ESREA’s mission is to support the advancement of high quality research on the education and learning of adults in Europe by sustaining:

  • co-operation among researchers, in the European context conceived in the broadest geographical terms;
  • development of research and dissemination of results in all areas of adult and continuing education;
  • training of early researchers and continuing professional development of researchers;
  • relationships with other European organizations and the appropriate national organizations.


The history of ESREA begins in December 1991, with a draft proposal circulated among researchers of different disciplines, in conferences and seminars, aimed to create a forum for research on adult education.
The first Steering Committee, convened by Barry Hake and chaired by Kjell Rubenson, agreed to established a democratically governed society, with individual and institutional membership, and triennial elections of the SC. Its core activities would be research networks, a triennial conference, publications, support for PhD students, and a newsletter.
Research networks, a key priority ever, sustain active co-operation among researchers through regular seminars, joint publications, and training of early researchers.
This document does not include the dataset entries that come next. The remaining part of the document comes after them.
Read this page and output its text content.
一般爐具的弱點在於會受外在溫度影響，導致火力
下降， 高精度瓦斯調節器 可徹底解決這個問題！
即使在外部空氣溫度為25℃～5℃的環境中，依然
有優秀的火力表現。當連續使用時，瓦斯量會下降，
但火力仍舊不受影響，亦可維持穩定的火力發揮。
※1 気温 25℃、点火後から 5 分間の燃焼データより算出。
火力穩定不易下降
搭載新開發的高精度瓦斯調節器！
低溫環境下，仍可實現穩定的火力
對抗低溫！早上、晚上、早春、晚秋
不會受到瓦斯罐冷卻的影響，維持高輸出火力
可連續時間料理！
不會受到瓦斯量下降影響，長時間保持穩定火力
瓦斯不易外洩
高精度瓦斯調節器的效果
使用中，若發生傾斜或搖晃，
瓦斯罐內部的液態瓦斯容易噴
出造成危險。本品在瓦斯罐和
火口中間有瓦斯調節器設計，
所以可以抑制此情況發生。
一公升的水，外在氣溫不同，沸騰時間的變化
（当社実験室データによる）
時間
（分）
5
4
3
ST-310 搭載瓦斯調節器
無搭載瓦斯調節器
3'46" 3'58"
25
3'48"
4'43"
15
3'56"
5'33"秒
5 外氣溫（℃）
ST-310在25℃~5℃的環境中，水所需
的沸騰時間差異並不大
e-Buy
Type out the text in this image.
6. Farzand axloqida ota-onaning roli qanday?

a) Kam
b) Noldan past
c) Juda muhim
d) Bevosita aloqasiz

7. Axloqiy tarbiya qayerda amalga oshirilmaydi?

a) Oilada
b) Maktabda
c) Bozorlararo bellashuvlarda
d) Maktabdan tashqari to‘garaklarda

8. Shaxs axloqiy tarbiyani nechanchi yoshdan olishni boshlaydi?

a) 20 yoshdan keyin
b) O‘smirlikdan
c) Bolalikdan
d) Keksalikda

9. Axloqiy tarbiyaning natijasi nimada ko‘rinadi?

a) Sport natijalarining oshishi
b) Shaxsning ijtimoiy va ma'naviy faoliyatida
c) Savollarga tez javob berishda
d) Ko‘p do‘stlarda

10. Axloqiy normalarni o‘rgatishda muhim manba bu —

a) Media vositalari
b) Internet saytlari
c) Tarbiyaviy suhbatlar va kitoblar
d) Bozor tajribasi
They are the lifeblood of ESREA.

From 1998 to 2012 the SC, chaired by Henning Salling Olesen, acted to extend ESREA’s scope, to foster publications and participation, especially from Southern and Eastern Europe.
In 2007 the secretariat was brought to Linköping, with Andreas Fejes as secretary. Among the many actions taken, the publication since 2010 of The European Journal for Research on the Education and Learning of Adults [RELA] has celebrated richness and diversity of research, not least by open access and inclusive linguistic policies.

ESREA has been flourishing since its foundation.
From 1995 to 2016, Triennial Conferences have celebrated the evolution of its intellectual agenda, from themes of social participation and discussions on the controversial role of education in the ‘learning society’, to the challenges of transition and diversity, and more recently the constraints and resources for the future of adult education.

Research project

(His)story of the European Society of Research on the Education of Adults (ESREA): A narrative history of intellectual evolution and transformation in the field of adult education in Europe

by Katherine Nicoll and Gert Biesta

Language policy of ESREA

ESREA’s working language is English.

However, we are committed to include those who are not confident in expressing themselves in English, for example in the following ways:

  • accepting papers written or presented in other languages at ESREA seminars and conferences;
  • including bi-lingual workshops where possible;
  • strongly encouraging native English speakers to be sensitive to the needs of those for whom English is not a first language.